Verizon and AT&T account for 87 percent of the $83 billion (roughly Rs. 5,17,908 crores) in wireless revenue from businesses, T-Mobile Chief Executive John Legere said at the company's "Uncarrier 9.0" event in New York on Wednesday.
T-Mobile's bid to lure rivals' business customers reflects an increasingly competitive U.S. cellular market in which new customer growth is hard to come by, forcing the dominant players to seek growth by targeting each other's existing subscribers.
T-Mobile, controlled by Germany's Deutsche Telekom, hopes to encourage business owners to switch to its network by offering their family members plans with discounts, Legere said.
As added sweeteners for prospective clients, T-Mobile will offer each business client a free GoDaddy.com domain, a website and email addresses from Microsoft Office 365.
Turning to the consumer market, T-Mobile said it would make permanent various promotional offers from recent months that had been labelled temporary.
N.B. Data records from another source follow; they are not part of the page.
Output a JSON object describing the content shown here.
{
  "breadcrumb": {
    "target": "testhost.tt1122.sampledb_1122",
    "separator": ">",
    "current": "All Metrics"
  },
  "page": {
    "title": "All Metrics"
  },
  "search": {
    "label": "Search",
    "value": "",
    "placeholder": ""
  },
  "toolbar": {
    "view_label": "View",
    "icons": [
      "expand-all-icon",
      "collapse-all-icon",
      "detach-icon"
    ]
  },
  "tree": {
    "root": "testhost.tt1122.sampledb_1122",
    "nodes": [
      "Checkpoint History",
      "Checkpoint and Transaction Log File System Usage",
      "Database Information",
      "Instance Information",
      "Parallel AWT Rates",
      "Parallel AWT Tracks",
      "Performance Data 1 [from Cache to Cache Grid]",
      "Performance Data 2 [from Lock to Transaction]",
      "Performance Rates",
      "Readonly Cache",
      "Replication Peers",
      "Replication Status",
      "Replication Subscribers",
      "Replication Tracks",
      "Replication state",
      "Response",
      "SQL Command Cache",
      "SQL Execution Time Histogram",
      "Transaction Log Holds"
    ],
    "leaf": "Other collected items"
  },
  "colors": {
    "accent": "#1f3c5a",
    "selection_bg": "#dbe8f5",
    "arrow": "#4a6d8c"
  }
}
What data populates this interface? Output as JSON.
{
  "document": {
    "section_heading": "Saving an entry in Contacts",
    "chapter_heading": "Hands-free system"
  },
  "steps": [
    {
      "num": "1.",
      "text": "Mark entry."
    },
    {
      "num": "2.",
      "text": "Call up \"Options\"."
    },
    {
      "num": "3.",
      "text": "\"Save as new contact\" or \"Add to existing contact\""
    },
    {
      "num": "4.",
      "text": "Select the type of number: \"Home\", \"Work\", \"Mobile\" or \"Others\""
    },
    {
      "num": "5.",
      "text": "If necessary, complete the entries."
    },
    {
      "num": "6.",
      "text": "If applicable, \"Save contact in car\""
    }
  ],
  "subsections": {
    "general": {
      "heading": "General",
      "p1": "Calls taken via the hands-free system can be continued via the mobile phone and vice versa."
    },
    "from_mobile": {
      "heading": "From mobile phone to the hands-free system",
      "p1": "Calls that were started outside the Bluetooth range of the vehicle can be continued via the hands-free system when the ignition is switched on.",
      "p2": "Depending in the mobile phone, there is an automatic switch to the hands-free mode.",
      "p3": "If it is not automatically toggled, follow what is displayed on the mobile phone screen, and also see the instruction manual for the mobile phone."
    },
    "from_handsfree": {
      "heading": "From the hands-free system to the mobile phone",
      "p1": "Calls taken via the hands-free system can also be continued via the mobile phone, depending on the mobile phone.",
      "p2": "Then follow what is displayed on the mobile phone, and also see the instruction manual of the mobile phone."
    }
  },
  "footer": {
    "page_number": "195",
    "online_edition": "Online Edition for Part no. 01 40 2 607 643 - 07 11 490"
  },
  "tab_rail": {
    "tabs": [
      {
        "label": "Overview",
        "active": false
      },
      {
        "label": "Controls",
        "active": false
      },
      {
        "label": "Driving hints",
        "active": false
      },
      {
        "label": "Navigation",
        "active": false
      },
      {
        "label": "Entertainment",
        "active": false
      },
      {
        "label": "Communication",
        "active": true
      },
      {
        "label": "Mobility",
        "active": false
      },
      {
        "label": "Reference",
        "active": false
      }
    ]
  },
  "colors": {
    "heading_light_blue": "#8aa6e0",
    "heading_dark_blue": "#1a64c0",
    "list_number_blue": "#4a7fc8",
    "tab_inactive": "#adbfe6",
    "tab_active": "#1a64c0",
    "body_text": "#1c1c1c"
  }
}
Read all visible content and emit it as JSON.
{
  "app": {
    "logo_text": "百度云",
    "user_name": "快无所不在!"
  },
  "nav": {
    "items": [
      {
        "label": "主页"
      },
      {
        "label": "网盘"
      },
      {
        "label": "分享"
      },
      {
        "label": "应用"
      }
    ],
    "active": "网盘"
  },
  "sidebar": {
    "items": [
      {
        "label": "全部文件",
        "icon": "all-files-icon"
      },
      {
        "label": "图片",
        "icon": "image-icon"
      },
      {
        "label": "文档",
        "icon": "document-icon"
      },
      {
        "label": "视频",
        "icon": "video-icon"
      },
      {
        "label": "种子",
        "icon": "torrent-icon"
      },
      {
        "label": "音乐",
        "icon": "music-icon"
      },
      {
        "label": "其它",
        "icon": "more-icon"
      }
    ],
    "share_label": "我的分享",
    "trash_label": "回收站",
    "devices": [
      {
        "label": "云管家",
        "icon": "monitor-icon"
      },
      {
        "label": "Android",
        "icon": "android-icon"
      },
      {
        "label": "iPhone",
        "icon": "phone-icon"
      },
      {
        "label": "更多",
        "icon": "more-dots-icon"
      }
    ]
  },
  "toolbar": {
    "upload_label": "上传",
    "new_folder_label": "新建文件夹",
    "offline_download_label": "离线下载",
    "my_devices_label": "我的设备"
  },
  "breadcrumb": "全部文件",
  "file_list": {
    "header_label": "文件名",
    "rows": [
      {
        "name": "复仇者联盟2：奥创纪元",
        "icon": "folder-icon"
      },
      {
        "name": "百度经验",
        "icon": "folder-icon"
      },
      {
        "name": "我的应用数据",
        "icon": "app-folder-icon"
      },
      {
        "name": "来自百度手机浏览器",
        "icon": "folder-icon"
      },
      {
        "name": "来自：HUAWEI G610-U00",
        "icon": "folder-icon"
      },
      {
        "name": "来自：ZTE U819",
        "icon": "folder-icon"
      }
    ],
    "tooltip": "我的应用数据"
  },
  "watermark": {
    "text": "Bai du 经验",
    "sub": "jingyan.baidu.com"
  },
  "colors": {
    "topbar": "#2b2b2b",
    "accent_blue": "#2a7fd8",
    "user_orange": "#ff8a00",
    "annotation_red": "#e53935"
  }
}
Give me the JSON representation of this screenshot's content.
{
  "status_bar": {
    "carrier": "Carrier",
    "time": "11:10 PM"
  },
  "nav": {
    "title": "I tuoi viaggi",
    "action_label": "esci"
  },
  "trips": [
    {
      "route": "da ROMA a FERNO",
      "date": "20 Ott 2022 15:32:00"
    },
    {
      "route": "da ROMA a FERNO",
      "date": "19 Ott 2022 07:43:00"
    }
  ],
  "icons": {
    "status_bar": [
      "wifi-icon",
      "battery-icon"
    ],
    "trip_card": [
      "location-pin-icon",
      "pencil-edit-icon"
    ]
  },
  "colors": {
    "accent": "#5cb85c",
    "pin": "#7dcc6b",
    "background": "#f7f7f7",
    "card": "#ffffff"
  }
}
It also broadened a previous offer to lure other companies' customers by paying up to $650 in early termination fees to also cover those potential customers' equipment costs.
Over the last two years, T-Mobile has focussed on the consumer market, aggressively cutting prices and shaking up the market with moves to simplify signing up for and keeping cellular and data plans.
The company is taking a similar approach as it enters the business market for wireless, Mike Sievert, T-Mobile's chief operating officer said in an interview.
"We're a relatively small player today in the business space," Sievert said.